Continuing in a similar vein, Baker called upon reporters to stop writing assumptions about the credibility of sources. Don't tell "readers what politicians or other public figures believe or feel," he said. "Just report what people say or do." He mentioned multiple recently published examples, where politicians who have actively campaigned against raising the budget deficit in the past are now appearing in articles that cite the individual's belief in the importance of tax cuts, despite the rising deficit. "Of course," Baker wrote in the pre-lecture paper that was sent out to all attendees before the event, "all these members of Congress may have just had a change of heart and decided that deficits really aren't all that important." But it's up to the readers to speculate on their motives, not the role of the journalists to tell us "what a particular politician 'believes' or 'considers' important." Journalists can never know for sure what the individual does or does not believe, so Baker asks that they just report the facts that are known.

Another major factor, according to Baker, is the stories that reporters choose to publish.
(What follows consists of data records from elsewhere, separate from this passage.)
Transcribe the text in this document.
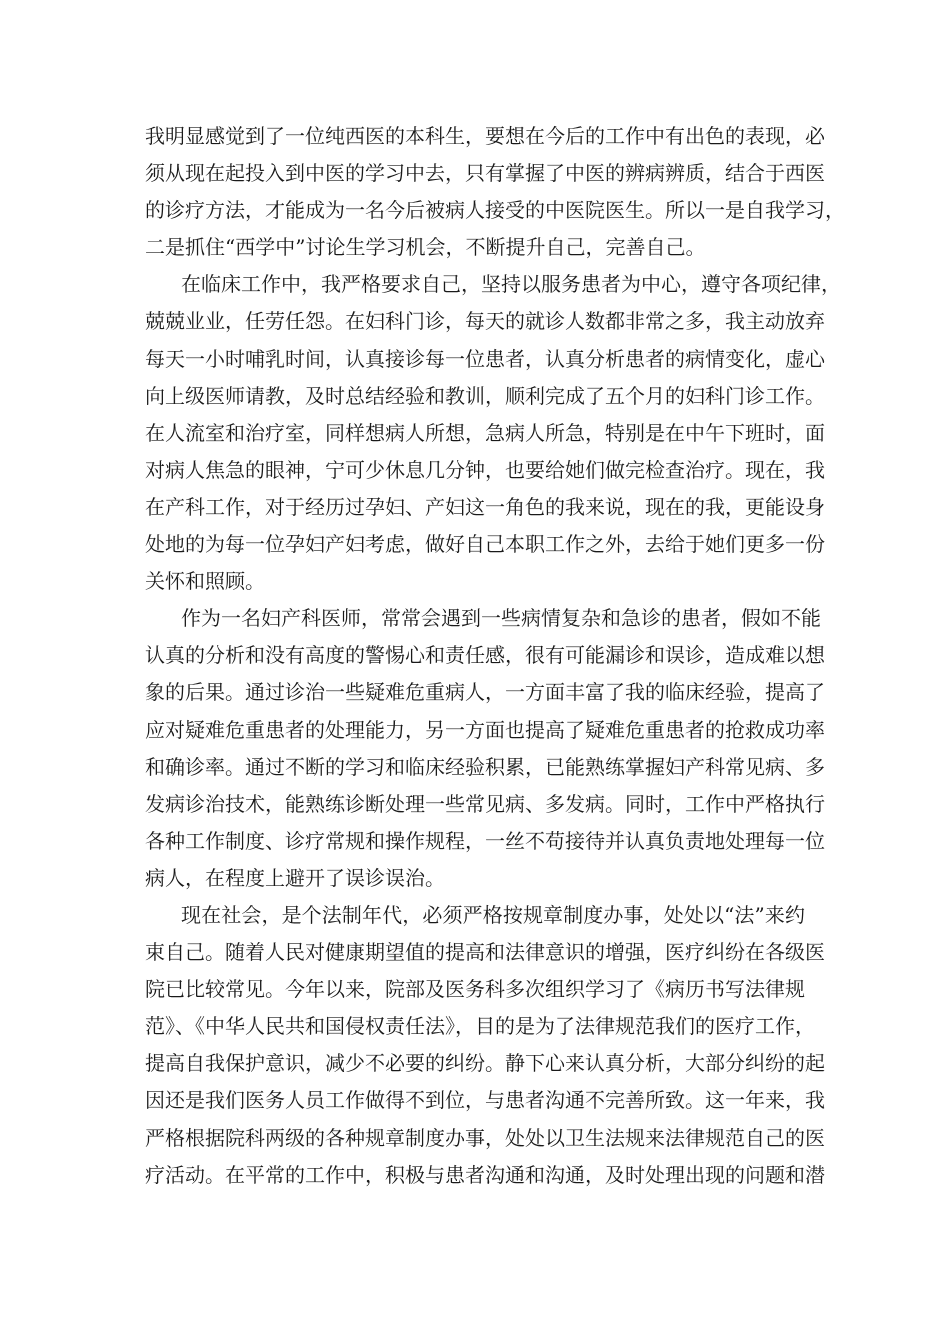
我明显感觉到了一位纯西医的本科生，要想在今后的工作中有出色的表现，必
须从现在起投入到中医的学习中去，只有掌握了中医的辨病辨质，结合于西医
的诊疗方法，才能成为一名今后被病人接受的中医院医生。所以一是自我学习，
二是抓住“西学中”讨论生学习机会，不断提升自己，完善自己。
在临床工作中，我严格要求自己，坚持以服务患者为中心，遵守各项纪律，
兢兢业业，任劳任怨。在妇科门诊，每天的就诊人数都非常之多，我主动放弃
每天一小时哺乳时间，认真接诊每一位患者，认真分析患者的病情变化，虚心
向上级医师请教，及时总结经验和教训，顺利完成了五个月的妇科门诊工作。
在人流室和治疗室，同样想病人所想，急病人所急，特别是在中午下班时，面
对病人焦急的眼神，宁可少休息几分钟，也要给她们做完检查治疗。现在，我
在产科工作，对于经历过孕妇、产妇这一角色的我来说，现在的我，更能设身
处地的为每一位孕妇产妇考虑，做好自己本职工作之外，去给于她们更多一份
关怀和照顾。
作为一名妇产科医师，常常会遇到一些病情复杂和急诊的患者，假如不能
认真的分析和没有高度的警惕心和责任感，很有可能漏诊和误诊，造成难以想
象的后果。通过诊治一些疑难危重病人，一方面丰富了我的临床经验，提高了
应对疑难危重患者的处理能力，另一方面也提高了疑难危重患者的抢救成功率
和确诊率。通过不断的学习和临床经验积累，已能熟练掌握妇产科常见病、多
发病诊治技术，能熟练诊断处理一些常见病、多发病。同时，工作中严格执行
各种工作制度、诊疗常规和操作规程，一丝不苟接待并认真负责地处理每一位
病人，在程度上避开了误诊误治。
现在社会，是个法制年代，必须严格按规章制度办事，处处以“法”来约
束自己。随着人民对健康期望值的提高和法律意识的增强，医疗纠纷在各级医
院已比较常见。今年以来，院部及医务科多次组织学习了《病历书写法律规
范》、《中华人民共和国侵权责任法》，目的是为了法律规范我们的医疗工作，
提高自我保护意识，减少不必要的纠纷。静下心来认真分析，大部分纠纷的起
因还是我们医务人员工作做得不到位，与患者沟通不完善所致。这一年来，我
严格根据院科两级的各种规章制度办事，处处以卫生法规来法律规范自己的医
疗活动。在平常的工作中，积极与患者沟通和沟通，及时处理出现的问题和潜
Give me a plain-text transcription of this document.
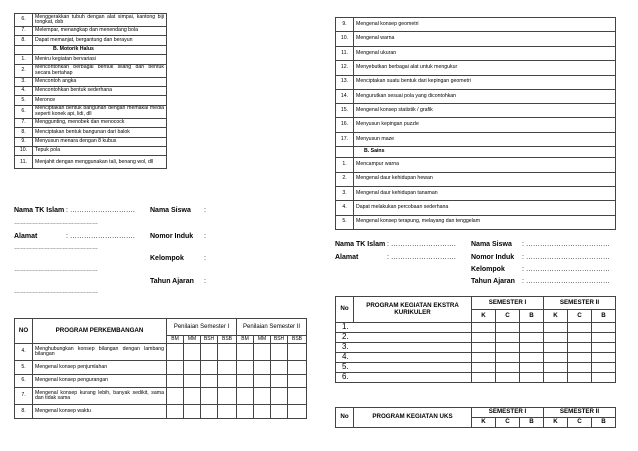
6.	Menggerakkan tubuh dengan alat simpai, kantong biji tongkat, dsb
7.	Melempar, menangkap dan menendang bola
8.	Dapat memanjat, bergantung dan berayun
	B. Motorik Halus
1.	Meniru kegiatan bervariasi
2.	Mencontohkan berbagai bentuk silang dan bentuk secara bertahap
3.	Mencontoh angka
4.	Mencontohkan bentuk sederhana
5.	Meronce
6.	Menciptakan bentuk bangunan dengan memakai media seperti konek api, lidi, dll
7.	Menggunting, menobek dan menocock
8.	Menciptakan bentuk bangunan dari balok
9.	Menyusun menara dengan 8 kubus
10.	Tepuk pola
11.	Menjahit dengan menggunakan tali, benang wol, dll
Nama TK Islam : ………………………. Nama Siswa :
……………………………………
Alamat	: ………………………. Nomor Induk :
……………………………………
Kelompok	:
……………………………………
Tahun Ajaran :
……………………………………
NO	PROGRAM PERKEMBANGAN	Penilaian Semester I				Penilaian Semester II			
		BM	MM	BSH	BSB	BM	MM	BSH	BSB
4.	Menghubungkan konsep bilangan dengan lambang bilangan								
5.	Mengenal konsep penjumlahan								
6.	Mengenal konsep pengurangan								
7.	Mengenal konsep kurang lebih, banyak sedikit, sama dan tidak sama								
8.	Mengenal konsep waktu								
9.	Mengenal konsep geometri
10.	Mengenal warna
11.	Mengenal ukuran
12.	Menyebutkan berbagai alat untuk mengukur
13.	Menciptakan suatu bentuk dari kepingan geometri
14.	Mengurutkan sesuai pola yang dicontohkan
15.	Mengenal konsep statistik / grafik
16.	Menyusun kepingan puzzle
17.	Menyusun maze
	B. Sains
1.	Mencampur warna
2.	Mengenal daur kehidupan hewan
3.	Mengenal daur kehidupan tanaman
4.	Dapat melakukan percobaan sederhana
5.	Mengenal konsep terapung, melayang dan tenggelam
Nama TK Islam : ………………………. Nama Siswa : ………………………………
Alamat	: ………………………. Nomor Induk : ………………………………
Kelompok : ………………………………
Tahun Ajaran : ………………………………
No	PROGRAM KEGIATAN EKSTRA KURIKULER	SEMESTER I			SEMESTER II		
		K	C	B	K	C	B
1.							
2.							
3.							
4.							
5.							
6.							
No	PROGRAM KEGIATAN UKS	SEMESTER I			SEMESTER II		
		K	C	B	K	C	B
His major example here was the stock market, which is reported on daily by every news outlet, as if it's the basis for the entire U.S. economy. It's related, he said, but not one and the same. It's certainly worth considering that maybe news outlets should spend a little less time on the stock market and a little more time on things that the average person cares about (or should care about but doesn't know that she should): unemployment, distribution of wealth, and the trade deficit, for example.

Baker concluded by saying that, in all fairness, economic reporting has improved over the past 20 years. He noted that a newer, younger generation of reporters is partly responsible, thanks to their diligence and their ability to break the mold of old-world journalism. The rise of the internet is also to thank, as it provides the general public with equal (and as immediate) access to the very documents on which newspapers are reporting. The general public is also now able to use this information to respond to reporting online (like Baker himself does with his blog), serving as a check against bad economic journalism.

The event concluded with a reception for Dr. Baker, where event attendees were able to ask him their questions and continue the discussion.